PARIMO, KONTEKS SULAWESI – Bupati Parigi Moutong (Parimo) Erwin Burase, melalui Asisten I Pemerintahan dan Kesejahteraan Rakyat Setda Parimo, Abd. Aziz Tombolotutu, memaparkan rancangan awal Rencana Pembangunan Jangka Menengah Daerah (RPJMD) Kabupaten Parigi Moutong Tahun 2025–2029 dalam Rapat Paripurna DPRD, Kamis (7/8/2025). Agenda tersebut juga membahas Laporan Realisasi APBD dalam masa persidangan II tahun sidang 2025.

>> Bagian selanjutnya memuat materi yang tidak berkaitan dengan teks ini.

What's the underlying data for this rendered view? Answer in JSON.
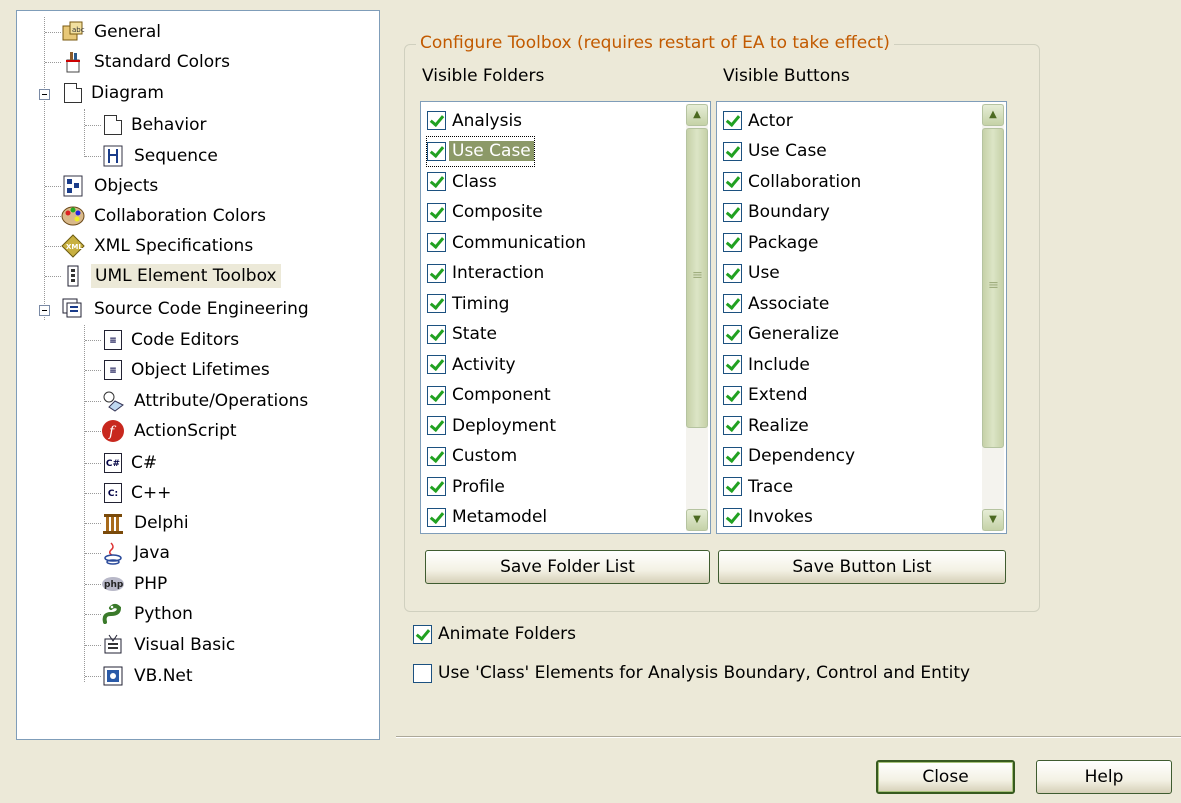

“RPJMD ini disusun sebagai pedoman pembangunan daerah lima tahun ke depan, yang merupakan penjabaran visi dan misi pasangan bupati dan wakil bupati terpilih. Visi ini mencerminkan arah kebijakan strategis untuk meningkatkan kesejahteraan masyarakat, mendorong pertumbuhan ekonomi, serta memperkuat tata kelola pemerintahan yang baik,” ujar Abd. Aziz.
Ia menegaskan, visi pembangunan harus selaras dengan visi pembangunan nasional, serta mempertimbangkan potensi, tantangan, dan kebutuhan daerah. “Dokumen RPJMD memuat visi, misi, arah kebijakan, serta program prioritas kepala daerah terpilih, sebagaimana diatur dalam UU Nomor 25 Tahun 2004 tentang Sistem Perencanaan Pembangunan Nasional dan UU Nomor 23 Tahun 2014 tentang Pemerintahan Daerah,” jelasnya.
Visi RPJMD Kabupaten Parigi Moutong 2025–2029 adalah “Parigi Moutong Maju, Mandiri, Berkelanjutan melalui Gerbang Desa.” Abd. Aziz merinci, kata Maju bermakna optimalisasi potensi pertanian dan pariwisata untuk peningkatan ekonomi, infrastruktur, dan kualitas SDM. Mandiri berarti masyarakat mengedepankan nilai agama, keadilan, dan pemerataan pembangunan hingga ke pelosok. Berkelanjutan mengacu pada pembangunan ramah lingkungan dan mitigasi bencana. Sedangkan Gerbang Desa mengubah pola pembangunan dari “membangun desa” menjadi “desa membangun” berbasis data presisi dan kemandirian BUMDes.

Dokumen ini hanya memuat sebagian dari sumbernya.